The architects behind the sleek, tropical design showcased in preliminary renderings: Nichols Brosch Wurst Wolfe & Associates, of Coral Gables.
“This is a crowning achievement for me,” Perez said.
Perez said he would need another six to nine months to finalize commitments from retailers and work out some details. By June 2014, the developers will be ready to break ground on the marina and the retail area, he said.
Construction would likely be finished by 2017, he added.
In negotiating the new construction timeline, city officials raised the monthly rent from $62,500 to $83,333 from September until construction is complete, director of public facilities Henry Torre said.
The city is also negotiating a new contract with the developers outlining how much money Miami would receive once the development is up and running.
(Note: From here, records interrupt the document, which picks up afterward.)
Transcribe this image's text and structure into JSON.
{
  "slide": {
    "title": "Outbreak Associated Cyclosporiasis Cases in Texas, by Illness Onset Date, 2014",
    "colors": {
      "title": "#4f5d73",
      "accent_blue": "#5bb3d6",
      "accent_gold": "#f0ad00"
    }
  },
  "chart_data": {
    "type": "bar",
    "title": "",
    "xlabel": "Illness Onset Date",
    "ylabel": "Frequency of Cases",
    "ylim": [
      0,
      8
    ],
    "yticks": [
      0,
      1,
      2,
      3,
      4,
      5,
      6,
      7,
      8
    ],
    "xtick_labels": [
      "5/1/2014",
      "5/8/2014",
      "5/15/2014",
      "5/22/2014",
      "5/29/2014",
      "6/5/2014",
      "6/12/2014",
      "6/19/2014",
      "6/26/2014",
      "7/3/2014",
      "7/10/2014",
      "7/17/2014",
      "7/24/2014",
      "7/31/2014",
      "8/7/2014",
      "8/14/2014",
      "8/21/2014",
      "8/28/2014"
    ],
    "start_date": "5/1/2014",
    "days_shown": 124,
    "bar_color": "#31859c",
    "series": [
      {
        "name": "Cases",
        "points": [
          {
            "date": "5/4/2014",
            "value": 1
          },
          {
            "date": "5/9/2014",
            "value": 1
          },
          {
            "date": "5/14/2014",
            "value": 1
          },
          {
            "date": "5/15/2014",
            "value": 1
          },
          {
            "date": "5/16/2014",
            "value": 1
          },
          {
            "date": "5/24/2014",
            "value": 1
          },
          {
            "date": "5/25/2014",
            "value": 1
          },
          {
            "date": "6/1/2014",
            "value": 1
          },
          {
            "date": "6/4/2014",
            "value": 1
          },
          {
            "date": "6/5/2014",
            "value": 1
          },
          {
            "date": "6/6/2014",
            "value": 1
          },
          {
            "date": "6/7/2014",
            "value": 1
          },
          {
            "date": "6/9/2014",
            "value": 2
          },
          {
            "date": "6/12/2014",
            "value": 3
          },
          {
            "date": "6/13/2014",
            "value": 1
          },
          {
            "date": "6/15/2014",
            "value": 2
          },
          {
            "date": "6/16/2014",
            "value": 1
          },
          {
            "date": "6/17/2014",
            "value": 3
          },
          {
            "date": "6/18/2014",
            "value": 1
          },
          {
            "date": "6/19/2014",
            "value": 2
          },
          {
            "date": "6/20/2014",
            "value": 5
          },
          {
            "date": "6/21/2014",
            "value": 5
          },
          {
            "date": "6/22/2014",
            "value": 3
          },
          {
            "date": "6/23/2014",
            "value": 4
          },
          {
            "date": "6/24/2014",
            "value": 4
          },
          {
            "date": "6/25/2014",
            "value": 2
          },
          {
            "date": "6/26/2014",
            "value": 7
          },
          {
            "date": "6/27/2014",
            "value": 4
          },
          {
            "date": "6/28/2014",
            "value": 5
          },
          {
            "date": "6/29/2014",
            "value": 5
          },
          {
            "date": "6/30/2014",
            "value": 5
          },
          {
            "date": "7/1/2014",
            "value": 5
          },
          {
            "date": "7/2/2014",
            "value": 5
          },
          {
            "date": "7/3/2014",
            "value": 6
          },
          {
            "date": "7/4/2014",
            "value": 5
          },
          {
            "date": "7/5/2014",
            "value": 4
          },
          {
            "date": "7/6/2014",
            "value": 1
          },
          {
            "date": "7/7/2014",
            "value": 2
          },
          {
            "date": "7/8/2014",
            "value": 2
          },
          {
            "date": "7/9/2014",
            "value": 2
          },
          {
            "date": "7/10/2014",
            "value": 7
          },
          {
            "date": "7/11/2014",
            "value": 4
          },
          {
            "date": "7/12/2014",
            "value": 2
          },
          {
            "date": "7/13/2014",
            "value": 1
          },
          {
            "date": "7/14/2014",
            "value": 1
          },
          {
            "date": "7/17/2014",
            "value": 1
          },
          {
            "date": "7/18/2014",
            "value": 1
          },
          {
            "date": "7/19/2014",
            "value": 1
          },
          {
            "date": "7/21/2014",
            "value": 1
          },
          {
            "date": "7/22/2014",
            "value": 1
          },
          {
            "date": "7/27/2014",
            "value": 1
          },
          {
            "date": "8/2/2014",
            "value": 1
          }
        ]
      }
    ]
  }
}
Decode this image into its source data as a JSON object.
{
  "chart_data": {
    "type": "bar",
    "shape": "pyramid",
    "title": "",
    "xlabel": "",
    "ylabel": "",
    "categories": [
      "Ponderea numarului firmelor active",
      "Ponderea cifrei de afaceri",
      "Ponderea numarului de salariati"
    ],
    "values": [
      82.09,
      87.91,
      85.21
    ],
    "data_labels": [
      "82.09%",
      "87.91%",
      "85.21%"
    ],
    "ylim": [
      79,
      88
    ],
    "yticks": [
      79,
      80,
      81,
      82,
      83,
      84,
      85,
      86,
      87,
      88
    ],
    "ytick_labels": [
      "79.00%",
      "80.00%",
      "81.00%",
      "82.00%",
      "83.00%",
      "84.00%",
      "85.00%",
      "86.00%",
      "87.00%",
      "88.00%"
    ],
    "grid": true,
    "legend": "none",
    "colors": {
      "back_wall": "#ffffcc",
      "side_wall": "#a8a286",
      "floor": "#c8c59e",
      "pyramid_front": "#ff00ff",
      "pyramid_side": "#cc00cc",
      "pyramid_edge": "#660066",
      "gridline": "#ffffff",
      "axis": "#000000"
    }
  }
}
The new terms are expected to reflect a higher percentage of retail rental payments and sales.
Torre cast the project as a smart investment that could bring $200 million to Miami city coffers over the next 75 years. “We have a very exciting opportunity here, one that I think we should take advantage of,” he told commissioners. “Rest assured, we will look to maximize revenues to the city of Miami.”
Perez said the city would make more money over time now that Related is involved, because there would be more retail space, and a portion of the rent payments to the city would be based on sales.
Spence-Jones gave another reason to support the expanded project: It would create 4,000 new jobs, at least 40 percent of which would be set aside for Miami residents, according to an economic impact study she quoted.
Still, Carollo, who has been critical of other waterfront deals, said the city didn’t have to budge on the timetable, and ought to negotiate a better payoff for the city in light of the new development plans. “We have a long history of our most-precious lands being leased and the city not obtaining fair market value,” he said.
Frank Rollason, a former assistant city manager, agreed.
“They have come back to the well three or four times asking for extensions,” he said. “To me, it’s time for the city to cut its losses and put the thing out for bid for somebody else to develop.”
But City Manager Johnny Martinez said the city didn’t consider rebidding the project because the additions proposed by Related are confined to the project’s original footprint and don’t require any zoning changes.
“Now that they are bringing in their power partner, we see this as an opportunity to improve on our existing deal,” Martinez added.
Flagstone isn’t the only Watson Island development project to fall behind schedule.
Last year, Miami granted New Jersey-based Linden Airport Services a new 30-year lease so the company could build a heliport on Watson Island. Linden won the original contract a decade ago, but construction had been held up as the scope of the project kept changing.
Carollo rebuked the commission for not rebidding the project last year, and for setting the rent for the first two years at $2,200 a month or a percentage of gross revenues, which he thought was too low.
The nearby aviary attraction known as Jungle Island also drew controversy last year, when owner Bern Levine threatened to leave Miami on the hook for a $25 million federal loan unless the theme park received a 50-year extension on its lease. City officials refused, and Levine found a way to begin making the loan payments.
Last week, Perez gave his word that the Flagstone project would be different.
“It’s really the most complicated job I have ever been involved in,” Perez said. “I will put 1,000 percent of my effort to make it a reality.”